Raw data off the source:

/source$ time cp source.qcow2 /dest/vmdisk.qcow2

real	30m44.526s
user	0m0.337s
sys	0m54.131s

/dest$ ls -lah
-rwxr-xr-x   1 root          root          200G May 20 06:59 vmdisk.qcow2

# time tar -czf source.tar.gz vmdisk.qcow2

real	51m31.022s
user	49m24.397s
sys	1m58.603s

That's a 200Gb disk image, and 51 minutes to compress, even after it's on a Gev4 NVMe drive.

ye olde "tar -czvf" was maxing one core. but I have 16, so why not use 16?

Some numbers

After some googling, I found "--use-compress-program=zstdmt" could speed up the compression some.

I did benchmark around for a little while, but the default settings seemed to be the best, even if all of the options where orders of magnitude faster.

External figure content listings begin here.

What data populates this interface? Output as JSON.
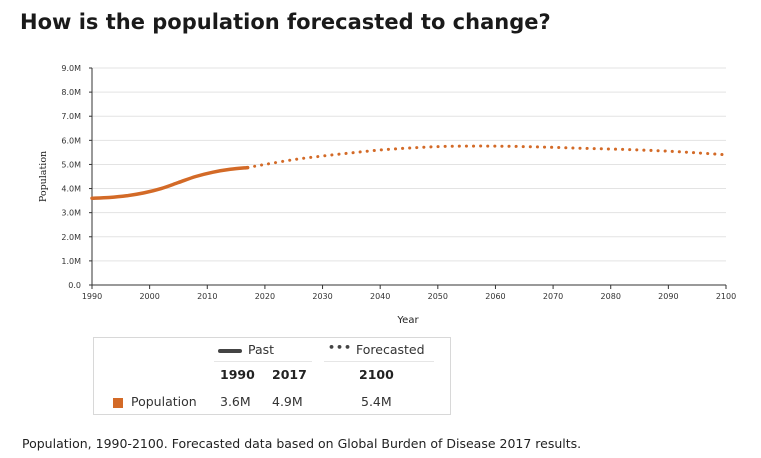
{
  "title": "How is the population forecasted to change?",
  "caption": "Population, 1990-2100. Forecasted data based on Global Burden of Disease 2017 results.",
  "colors": {
    "series": "#d36a27",
    "grid": "#e3e3e3",
    "axis": "#333333",
    "legend_line": "#444444"
  },
  "legend": {
    "past_label": "Past",
    "forecast_label": "Forecasted",
    "col_1990": "1990",
    "col_2017": "2017",
    "col_2100": "2100",
    "row_label": "Population",
    "val_1990": "3.6M",
    "val_2017": "4.9M",
    "val_2100": "5.4M"
  },
  "chart_data": {
    "type": "line",
    "xlabel": "Year",
    "ylabel": "Population",
    "xlim": [
      1990,
      2100
    ],
    "ylim": [
      0,
      9000000
    ],
    "x_ticks": [
      "1990",
      "2000",
      "2010",
      "2020",
      "2030",
      "2040",
      "2050",
      "2060",
      "2070",
      "2080",
      "2090",
      "2100"
    ],
    "y_ticks": [
      "0.0",
      "1.0M",
      "2.0M",
      "3.0M",
      "4.0M",
      "5.0M",
      "6.0M",
      "7.0M",
      "8.0M",
      "9.0M"
    ],
    "grid": true,
    "series": [
      {
        "name": "Past",
        "style": "solid",
        "x": [
          1990,
          1993,
          1996,
          1999,
          2002,
          2005,
          2008,
          2011,
          2014,
          2017
        ],
        "values": [
          3600000,
          3630000,
          3700000,
          3820000,
          4000000,
          4250000,
          4500000,
          4680000,
          4800000,
          4870000
        ]
      },
      {
        "name": "Forecasted",
        "style": "dotted",
        "x": [
          2017,
          2020,
          2025,
          2030,
          2035,
          2040,
          2045,
          2050,
          2055,
          2060,
          2065,
          2070,
          2075,
          2080,
          2085,
          2090,
          2095,
          2100
        ],
        "values": [
          4870000,
          5000000,
          5200000,
          5350000,
          5480000,
          5600000,
          5680000,
          5740000,
          5760000,
          5760000,
          5740000,
          5710000,
          5670000,
          5640000,
          5600000,
          5550000,
          5480000,
          5400000
        ]
      }
    ]
  }
}
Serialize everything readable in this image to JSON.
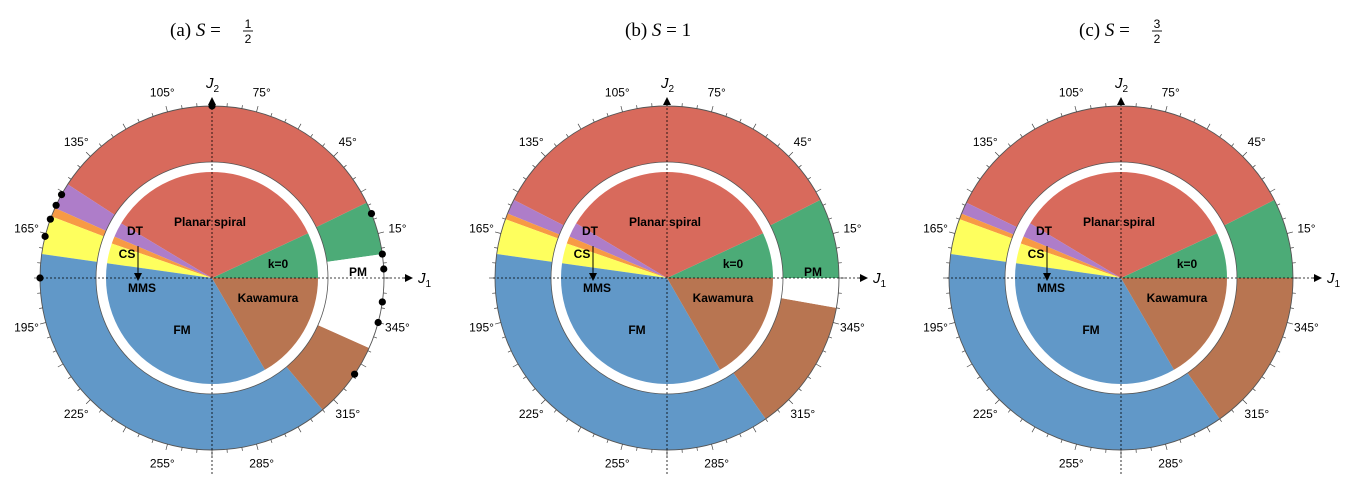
{
  "colors": {
    "planar_spiral": "#d86a5c",
    "kawamura": "#b87551",
    "fm": "#6198c8",
    "k0": "#4cab77",
    "dt": "#ae7dc9",
    "cs": "#feff5e",
    "orange": "#f79a45",
    "pm": "#ffffff",
    "outline": "#555555"
  },
  "axes": {
    "x_label": "J",
    "x_sub": "1",
    "y_label": "J",
    "y_sub": "2"
  },
  "angle_labels": [
    "15°",
    "45°",
    "75°",
    "105°",
    "135°",
    "165°",
    "195°",
    "225°",
    "255°",
    "285°",
    "315°",
    "345°"
  ],
  "region_labels": {
    "planar_spiral": "Planar spiral",
    "k0": "k=0",
    "dt": "DT",
    "cs": "CS",
    "mms": "MMS",
    "kawamura": "Kawamura",
    "fm": "FM",
    "pm": "PM"
  },
  "panels": [
    {
      "title": {
        "prefix": "(a) ",
        "var": "S",
        "eq": " = ",
        "num": "1",
        "den": "2",
        "value": ""
      },
      "outer": [
        {
          "name": "k0",
          "from": 8,
          "to": 26
        },
        {
          "name": "planar_spiral",
          "from": 26,
          "to": 147
        },
        {
          "name": "dt",
          "from": 147,
          "to": 156
        },
        {
          "name": "orange",
          "from": 156,
          "to": 159
        },
        {
          "name": "cs",
          "from": 159,
          "to": 172
        },
        {
          "name": "fm",
          "from": 172,
          "to": 310
        },
        {
          "name": "kawamura",
          "from": 310,
          "to": 336
        }
      ],
      "pm": {
        "from": 336,
        "to": 8
      },
      "inner": [
        {
          "name": "k0",
          "from": 0,
          "to": 25
        },
        {
          "name": "planar_spiral",
          "from": 25,
          "to": 149
        },
        {
          "name": "dt",
          "from": 149,
          "to": 157
        },
        {
          "name": "orange",
          "from": 157,
          "to": 161
        },
        {
          "name": "cs",
          "from": 161,
          "to": 172
        },
        {
          "name": "fm",
          "from": 172,
          "to": 300
        },
        {
          "name": "kawamura",
          "from": 300,
          "to": 360
        }
      ],
      "pm_label": "PM",
      "markers": [
        90,
        22,
        8,
        3,
        352,
        345,
        326,
        180,
        166,
        160,
        155,
        151
      ]
    },
    {
      "title": {
        "prefix": "(b) ",
        "var": "S",
        "eq": " = ",
        "num": "",
        "den": "",
        "value": "1"
      },
      "outer": [
        {
          "name": "k0",
          "from": 0,
          "to": 27
        },
        {
          "name": "planar_spiral",
          "from": 27,
          "to": 153
        },
        {
          "name": "dt",
          "from": 153,
          "to": 158
        },
        {
          "name": "orange",
          "from": 158,
          "to": 160
        },
        {
          "name": "cs",
          "from": 160,
          "to": 172
        },
        {
          "name": "fm",
          "from": 172,
          "to": 305
        },
        {
          "name": "kawamura",
          "from": 305,
          "to": 350
        }
      ],
      "pm": {
        "from": 350,
        "to": 0
      },
      "inner": [
        {
          "name": "k0",
          "from": 0,
          "to": 25
        },
        {
          "name": "planar_spiral",
          "from": 25,
          "to": 149
        },
        {
          "name": "dt",
          "from": 149,
          "to": 157
        },
        {
          "name": "orange",
          "from": 157,
          "to": 161
        },
        {
          "name": "cs",
          "from": 161,
          "to": 172
        },
        {
          "name": "fm",
          "from": 172,
          "to": 300
        },
        {
          "name": "kawamura",
          "from": 300,
          "to": 360
        }
      ],
      "pm_label": "PM",
      "markers": []
    },
    {
      "title": {
        "prefix": "(c) ",
        "var": "S",
        "eq": " = ",
        "num": "3",
        "den": "2",
        "value": ""
      },
      "outer": [
        {
          "name": "k0",
          "from": 0,
          "to": 27
        },
        {
          "name": "planar_spiral",
          "from": 27,
          "to": 154
        },
        {
          "name": "dt",
          "from": 154,
          "to": 158
        },
        {
          "name": "orange",
          "from": 158,
          "to": 160
        },
        {
          "name": "cs",
          "from": 160,
          "to": 172
        },
        {
          "name": "fm",
          "from": 172,
          "to": 305
        },
        {
          "name": "kawamura",
          "from": 305,
          "to": 360
        }
      ],
      "pm": null,
      "inner": [
        {
          "name": "k0",
          "from": 0,
          "to": 25
        },
        {
          "name": "planar_spiral",
          "from": 25,
          "to": 149
        },
        {
          "name": "dt",
          "from": 149,
          "to": 157
        },
        {
          "name": "orange",
          "from": 157,
          "to": 161
        },
        {
          "name": "cs",
          "from": 161,
          "to": 172
        },
        {
          "name": "fm",
          "from": 172,
          "to": 300
        },
        {
          "name": "kawamura",
          "from": 300,
          "to": 360
        }
      ],
      "pm_label": "",
      "markers": []
    }
  ]
}
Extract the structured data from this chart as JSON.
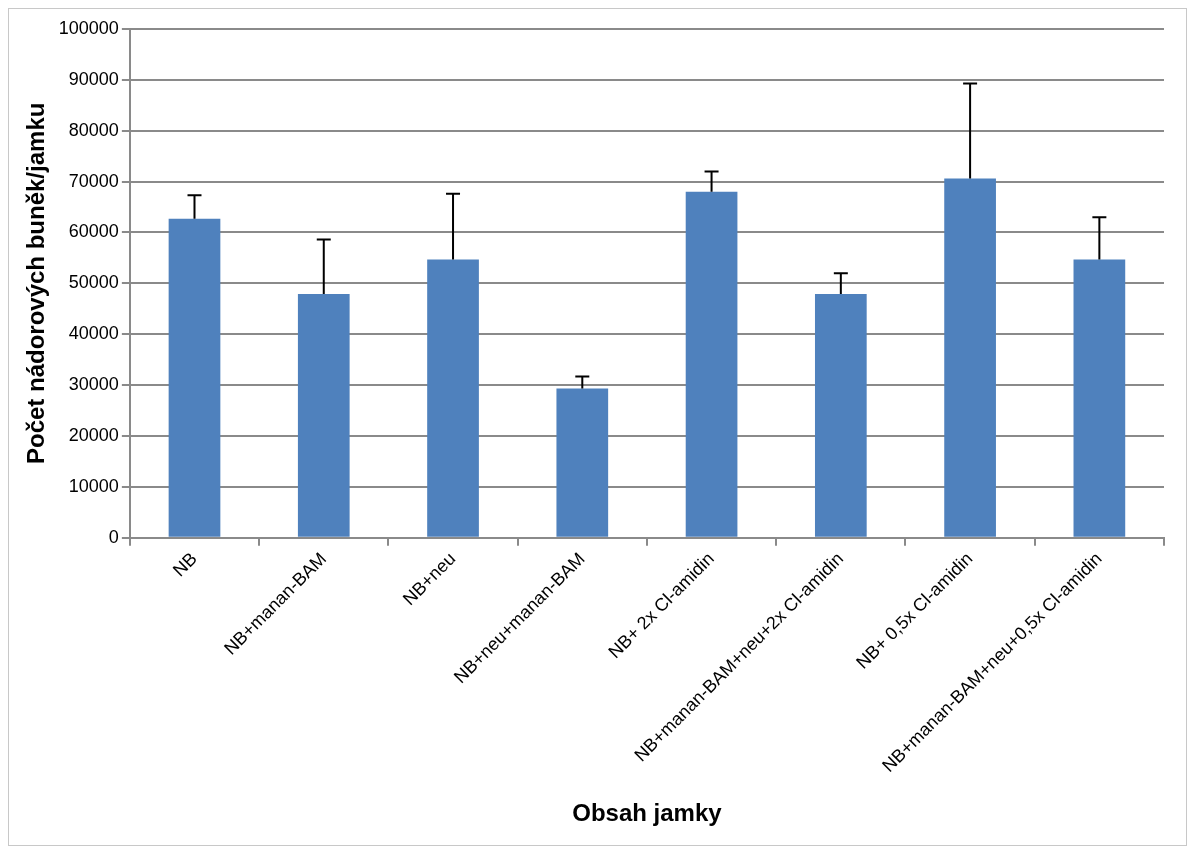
{
  "chart_data": {
    "type": "bar",
    "xlabel": "Obsah jamky",
    "ylabel": "Počet nádorových buněk/jamku",
    "categories": [
      "NB",
      "NB+manan-BAM",
      "NB+neu",
      "NB+neu+manan-BAM",
      "NB+ 2x Cl-amidin",
      "NB+manan-BAM+neu+2x Cl-amidin",
      "NB+ 0,5x Cl-amidin",
      "NB+manan-BAM+neu+0,5x Cl-amidin"
    ],
    "values": [
      62700,
      47900,
      54700,
      29300,
      68000,
      47900,
      70600,
      54700
    ],
    "errors": [
      [
        62700,
        67300
      ],
      [
        47900,
        58600
      ],
      [
        54700,
        67600
      ],
      [
        29300,
        31700
      ],
      [
        68000,
        72000
      ],
      [
        47900,
        52000
      ],
      [
        70600,
        89300
      ],
      [
        54700,
        63000
      ]
    ],
    "color": "#4f81bd",
    "ylim": [
      0,
      100000
    ],
    "yticks": [
      0,
      10000,
      20000,
      30000,
      40000,
      50000,
      60000,
      70000,
      80000,
      90000,
      100000
    ],
    "grid": "y",
    "legend": false
  }
}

$ time tar -cf vmdiskmt.tar.gz vmdisk.qcow2 --use-compress-program=zstdmt

real	3m21.987s
user	4m19.242s
sys	2m12.028s

$ time tar -cf vmdiskmt-T8-M8192.tar.gz vmdisk.qcow2 --use-compress-program="zstdmt -T8 -M8192"

real	5m23.804s
user	4m18.913s
sys	2m18.323s

$ time tar -cf vmdiskmt-T16-M16384.tar.gz vmdisk.qcow2 --use-compress-program="zstdmt -T16 -M16384"

real	4m22.331s
user	4m23.365s
sys	2m20.564s

$ time tar -cf vmdiskmt-T4-M16384.tar.gz vmdisk.qcow2 --use-compress-program="zstdmt -T4 -M16384"

real	4m59.288s
user	3m59.898s
sys	2m20.753s

In conclusion, drop the "z" from "tar -zcvf" and add a "--use-compress-program=zstdmt" to the end, and you'll save a LOT of time!